Since 1989, the Knowles-Nelson Stewardship Program has been a fundamental tool used to conserve plots around Wisconsin.
Groups interested in preserving natural areas can apply to the program administered by the Department of Natural Resources. But larger grants require legislative approval, which can stall projects without much explanation.
North of downtown Milwaukee you will find such a project. The sign along Lake Shore Road, where the town of Grafton meets the town of Port Washington, reads, “If you love this land…you’ll love the Cedar Gorge Clay Bluffs Natural Area.”
From the road, the plot looks like farmland with a very soggy spot where geese hang out, but Tom Stolp says to look east for treasures. “This property is really special – it has the characteristic of the natural groove; it has clay seepage cliffs with 110-foot high cliffs overlooking Lake Michigan, but there is also the presence of restorable wetlands,” he explains.
Stolp is executive director of Ozaukee Washington Land Trust. The trust endeavored to purchase and retain the 131-acre parcel.
Stolp says Cedar Gorge has value beyond the public being able to enjoy the view of Lake Michigan and descend the cedar-rich gorge.
“Because we are going to restore some of these wetlands; and with these wetlands, not only does it improve the hydrology around Lake Michigan, but it also creates an important area of resting habitat for these migrating birds. So it all adds up to a really unique opportunity,” he says.
We weave our way around the low growing native juniper to a breathtaking view of the lake.
“You will see that a lot of the treeline was unfortunately made up of ash trees, so pretty much decimated by the emerald ash borer. But that’s part of the reason we’re getting support from the US Forest Service, it’s an area that could really be revitalized and reforested to improve the tree canopy here,” says Stolp.
The Forest Service is not the only federal agency supporting the protection and enhancement of the plot. The same goes for the EPA and the National Oceanic and Atmospheric Administration.
But Stolp says local donations form the backbone of the campaign. “Even before we announced publicly that we were raising funds for this project, word spread and we started getting checks in the mail from people saying, ‘Please put this on for the project. from Lake Michigan; I want that to happen.'”
The land trust raised more than half of the necessary funds and successfully petitioned Stewardship Knowles-Nelson to cover the rest. “We were approved for $2.3 million and around the eleventh hour, literally the last day lawmakers can object, we received an anonymous objection to the $2.3 million grant. It was July 2021,” he said.
Stolp’s Eleventh Hour Commentary refers to a nuance of the state’s stewardship agenda. A law enacted in 1995 gives Wisconsin’s Joint Finance Committee 14 business days to review, approve, or object to grants over $250,000, even after DNR review and approval.

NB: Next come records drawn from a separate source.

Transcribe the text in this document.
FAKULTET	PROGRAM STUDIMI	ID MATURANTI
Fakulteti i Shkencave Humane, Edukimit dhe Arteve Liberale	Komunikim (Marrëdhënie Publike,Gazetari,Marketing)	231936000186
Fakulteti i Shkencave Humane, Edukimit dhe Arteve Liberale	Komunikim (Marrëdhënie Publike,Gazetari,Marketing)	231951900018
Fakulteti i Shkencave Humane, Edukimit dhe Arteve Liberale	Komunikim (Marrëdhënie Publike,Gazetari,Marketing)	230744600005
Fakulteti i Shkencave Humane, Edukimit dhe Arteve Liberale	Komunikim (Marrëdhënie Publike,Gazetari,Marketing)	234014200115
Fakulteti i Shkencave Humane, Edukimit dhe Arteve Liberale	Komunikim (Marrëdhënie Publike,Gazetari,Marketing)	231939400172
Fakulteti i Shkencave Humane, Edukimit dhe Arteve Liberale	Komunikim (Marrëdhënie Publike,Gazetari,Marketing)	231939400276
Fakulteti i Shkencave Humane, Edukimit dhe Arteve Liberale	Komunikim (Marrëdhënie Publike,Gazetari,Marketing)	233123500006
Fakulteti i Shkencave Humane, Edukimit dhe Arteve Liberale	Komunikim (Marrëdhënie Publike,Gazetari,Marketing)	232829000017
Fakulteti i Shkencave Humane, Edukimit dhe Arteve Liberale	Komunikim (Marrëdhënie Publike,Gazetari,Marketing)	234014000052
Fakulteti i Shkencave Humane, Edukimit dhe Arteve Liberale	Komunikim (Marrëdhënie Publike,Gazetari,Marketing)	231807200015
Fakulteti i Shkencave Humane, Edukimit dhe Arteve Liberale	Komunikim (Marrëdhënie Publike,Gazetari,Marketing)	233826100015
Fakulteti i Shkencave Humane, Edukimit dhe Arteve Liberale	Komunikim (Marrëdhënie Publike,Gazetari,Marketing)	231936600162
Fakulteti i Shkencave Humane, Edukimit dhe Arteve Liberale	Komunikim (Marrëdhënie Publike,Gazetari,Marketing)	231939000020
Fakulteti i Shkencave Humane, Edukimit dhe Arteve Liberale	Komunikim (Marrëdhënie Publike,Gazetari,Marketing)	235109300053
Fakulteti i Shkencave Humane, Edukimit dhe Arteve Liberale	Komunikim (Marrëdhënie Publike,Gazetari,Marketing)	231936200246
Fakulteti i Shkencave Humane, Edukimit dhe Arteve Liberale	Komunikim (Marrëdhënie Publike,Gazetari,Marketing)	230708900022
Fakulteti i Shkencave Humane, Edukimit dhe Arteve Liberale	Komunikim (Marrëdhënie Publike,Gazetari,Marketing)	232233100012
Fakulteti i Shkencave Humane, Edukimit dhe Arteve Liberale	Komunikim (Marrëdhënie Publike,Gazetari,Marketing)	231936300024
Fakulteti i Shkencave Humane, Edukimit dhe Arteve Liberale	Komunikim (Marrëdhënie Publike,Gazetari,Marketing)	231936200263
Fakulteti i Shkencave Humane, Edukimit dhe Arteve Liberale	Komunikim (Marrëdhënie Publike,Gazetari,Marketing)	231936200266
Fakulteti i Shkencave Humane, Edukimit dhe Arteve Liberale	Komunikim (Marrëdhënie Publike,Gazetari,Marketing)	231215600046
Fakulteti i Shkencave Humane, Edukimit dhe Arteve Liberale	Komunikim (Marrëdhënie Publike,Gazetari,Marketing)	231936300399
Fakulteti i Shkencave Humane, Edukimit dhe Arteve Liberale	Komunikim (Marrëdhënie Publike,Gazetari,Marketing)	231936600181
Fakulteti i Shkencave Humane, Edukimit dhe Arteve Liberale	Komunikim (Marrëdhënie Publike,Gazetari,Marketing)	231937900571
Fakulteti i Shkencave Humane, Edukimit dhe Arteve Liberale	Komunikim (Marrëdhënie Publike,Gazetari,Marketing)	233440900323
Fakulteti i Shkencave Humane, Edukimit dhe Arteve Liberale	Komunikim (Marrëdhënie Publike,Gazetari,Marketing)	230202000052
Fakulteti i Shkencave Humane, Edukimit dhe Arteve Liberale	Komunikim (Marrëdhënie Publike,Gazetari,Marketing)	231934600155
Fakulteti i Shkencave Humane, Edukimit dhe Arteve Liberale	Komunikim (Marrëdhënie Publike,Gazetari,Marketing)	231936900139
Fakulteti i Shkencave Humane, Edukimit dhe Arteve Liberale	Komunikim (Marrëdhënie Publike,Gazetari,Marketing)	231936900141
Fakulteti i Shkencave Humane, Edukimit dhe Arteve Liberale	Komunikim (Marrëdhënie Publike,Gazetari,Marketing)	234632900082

Even opposition from a committee member, who is permitted to be anonymous, can reduce or cancel a Knowles-Nelson grant.
READ: Knowles-Nelson Stewardship Program Creates More Green Spaces in Wisconsin
Tom Stolp says his land trust was simply told the $2.3 million grant amount was too high. The group had raised $300,000.
“So we went back to the committee members. They said that wouldn’t be enough – the maximum you’ll get is $1.6 million,” he explains.
Stolp says the land trust turned to supporters and raised an additional $400,000. “We said, ‘OK, we can do it, we can do $1.6 million.’ That was January 2022 and we’ve been stuck ever since.”
Stolp’s group learned that an unnamed private interest wanted to buy the plot.
WUWM contacted the co-chairs of the joint finance committee for their comments. At the time this story was produced, we had not received a response.
Meanwhile, Stolp says the land trust is committed to making the Cedar Gorge Clay Bluffs Natural Area a reality.
“We had a little boy who brought his birthday money to one of our nature preserves when we were going on an outing, and it’s the people and the kinds of gifts that are the basis of that project and so I think that there will be more philanthropy coming forward, if we can’t get this project through the Joint Finance Committee,” he said.
Ozaukee Washington Land Trust isn’t the only project to go through what Stolp describes as a rigorous review process by MNR staff, only to stall when it reaches the joint finance committee.
He fears that other projects important to the well-being of the public and the natural world will languish.